In many ways, The Expendables 3 is the best and worst entry in this tired franchise. Sylvester Stallone stuffs even more of his buddies in this film than the previous two. It’s mind-boggling to think about how many washed-up actors signed on. There are way too many people, and nobody has any time for character development. That, of course, is something Stallone isn’t interested in. All he wants to do is flash as many old-school action stars on the screen in as short a time as possible, and blow up tons of shit in the process.

This film is the best of the franchise because it tries to have an actual plot. It also tries to give Stallone’s character a backstory. That is far more plot work than the other two films combined. Unfortunately, the backstory is paper thin, and the plot is tired. The only other thing that works for this movie is Mel Gibson as the villain. He’s by far the best actor in this piece of crap, and you can see his trademark charisma on screen. It’s too bad he had to have such a racist meltdown, because he really is a good actor.

This film is the worst of the franchise because of the aforementioned glut of characters and lack of development. Also, the movie is subtly racist. In the beginning of the film, they rescue Wesley Snipes. But then Terry Crews gets shot by Gibson and sits out the rest of the film in the hospital. Apparently, the Expendables team is only allowed to have one black character at a time. What a bunch of horseshit.

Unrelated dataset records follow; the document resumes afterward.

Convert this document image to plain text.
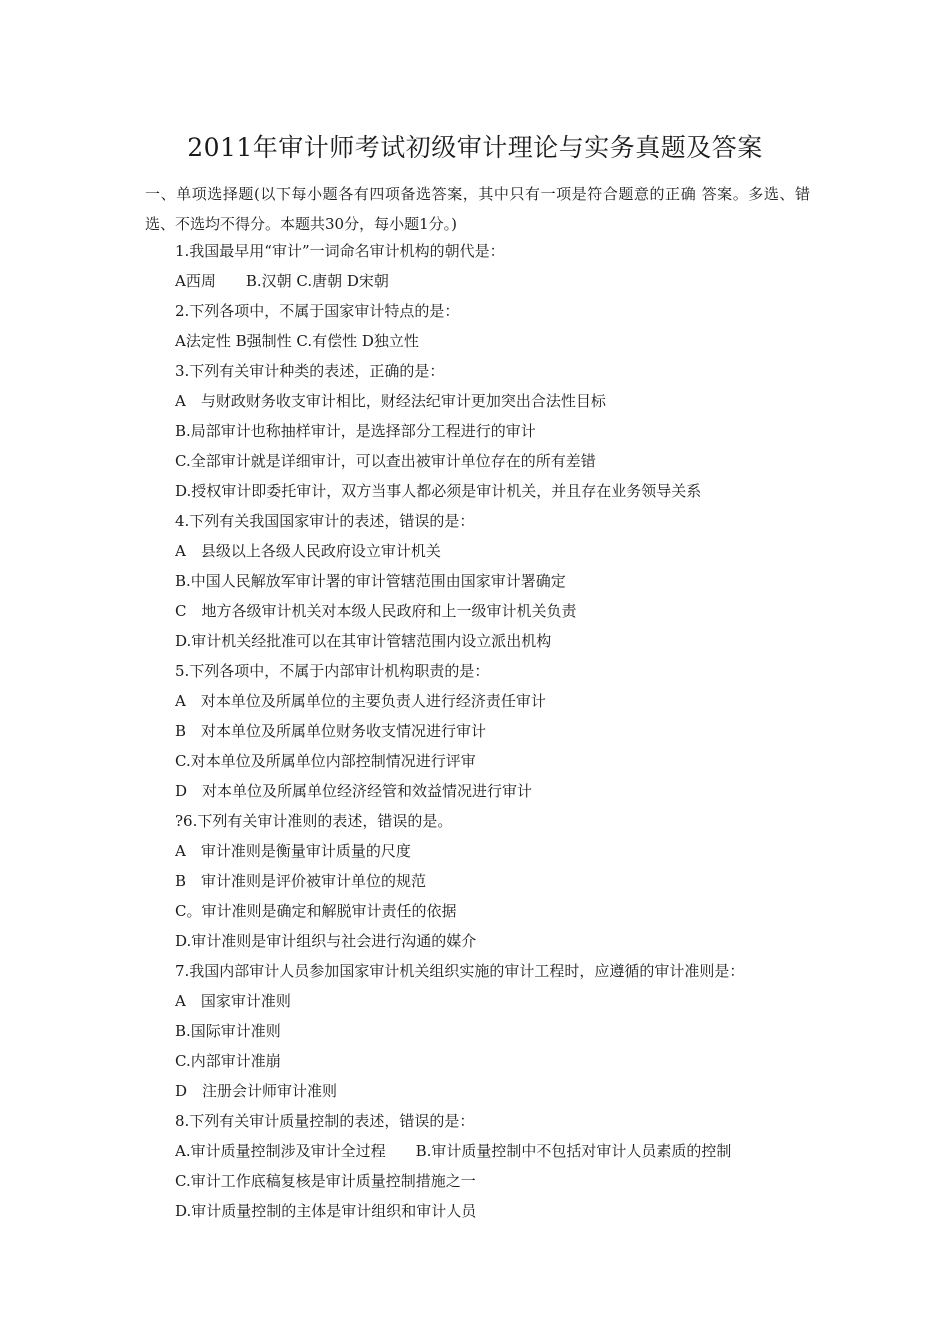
2011年审计师考试初级审计理论与实务真题及答案

一、单项选择题(以下每小题各有四项备选答案，其中只有一项是符合题意的正确 答案。多选、错选、不选均不得分。本题共30分，每小题1分。)

1.我国最早用“审计”一词命名审计机构的朝代是：
A西周　　B.汉朝 C.唐朝 D宋朝
2.下列各项中，不属于国家审计特点的是：
A法定性 B强制性 C.有偿性 D独立性
3.下列有关审计种类的表述，正确的是：
A　与财政财务收支审计相比，财经法纪审计更加突出合法性目标
B.局部审计也称抽样审计，是选择部分工程进行的审计
C.全部审计就是详细审计，可以查出被审计单位存在的所有差错
D.授权审计即委托审计，双方当事人都必须是审计机关，并且存在业务领导关系
4.下列有关我国国家审计的表述，错误的是：
A　县级以上各级人民政府设立审计机关
B.中国人民解放军审计署的审计管辖范围由国家审计署确定
C　地方各级审计机关对本级人民政府和上一级审计机关负责
D.审计机关经批准可以在其审计管辖范围内设立派出机构
5.下列各项中，不属于内部审计机构职责的是：
A　对本单位及所属单位的主要负责人进行经济责任审计
B　对本单位及所属单位财务收支情况进行审计
C.对本单位及所属单位内部控制情况进行评审
D　对本单位及所属单位经济经管和效益情况进行审计
?6.下列有关审计准则的表述，错误的是。
A　审计准则是衡量审计质量的尺度
B　审计准则是评价被审计单位的规范
C。审计准则是确定和解脱审计责任的依据
D.审计准则是审计组织与社会进行沟通的媒介
7.我国内部审计人员参加国家审计机关组织实施的审计工程时，应遵循的审计准则是：
A　国家审计准则
B.国际审计准则
C.内部审计准崩
D　注册会计师审计准则
8.下列有关审计质量控制的表述，错误的是：
A.审计质量控制涉及审计全过程　　B.审计质量控制中不包括对审计人员素质的控制
C.审计工作底稿复核是审计质量控制措施之一
D.审计质量控制的主体是审计组织和审计人员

Finally, there is some atrocious CGI, and Stallone outruns a collapsing building. It’s worse than you can imagine.

Verdict: Shitty


Jake Gyllenhaal is racking up a rather diverse filmography. After his weirdo performance in Prisoners, he turned in a giant creeper role in Nightcrawler. This movie has a brilliant concept, one of those things that you wish you thought of so you could have written the film and become a millionaire. The premise is that TV news stations regularly feature footage recorded by freelancers who go to crime scenes or accident sites. They buy the best footage for use on the air.

Gyllenhaal plays a nightcrawler, trolling the seedy L.A. world for crimes or accidents (mostly blood and guts) that he can sell to the highest bidder. At first, he’s low-level, but he has a knack for the work, and quickly does rather well for himself. He manages to get some crazy exclusives, coming upon a murder in progress before the police even know about it. This story thread continues to the end, with Gyllenhaal beginning to manipulate real world events so he can continue to have news stories to sell.

Gyllenhaal plays a fantastic sociopath in this film. He doesn’t care about others, only himself. He manipulates the TV station, he trounces his competition, and he is completely devoid of emotion. His acting was rather amazing, and you completely believe he is this detestable character.

Nightcrawler showcases a world you never knew existed. From now on, whenever you see a news report, you’ll wonder if it was gathered from a real reporter or a freelancer. Gyllenhaal turns in a memorable performance, and the direction is pitch-perfect.

Verdict: Good


Hara-kiri (1962)

Hara-kiri is a 1962 samurai film directed by Masaki Kobayashi and starring Tatsuya Nakadai. Generally speaking, I don’t really like Japanese live action films much. I don’t know why I keep watching them. They are mostly garbage. Fortunately, this one was a lot different.

It’s hard to explain what this movie is about without spoiling everything that happens. So, I’ll just give you the gist of it. During the feudal period in Japan, many samurai were left without masters (ronin). Some would go to the homes of lords and ask for a place where they could commit Hara-kiri to die with honor. Sometimes, though, certain ronin would not kill themselves, and refuse to leave the Lord’s home unless they were paid off.

Nakadai shows up at the home of one such lord. He is a ronin and wants to commit Hara-kiri. The lord is away, so Nakadai speaks with his head counselor. The counselor is uncertain about letting Nakadai commit Hara-kiri, because the last ronin who showed up for this very purpose did so as a bluff to get money.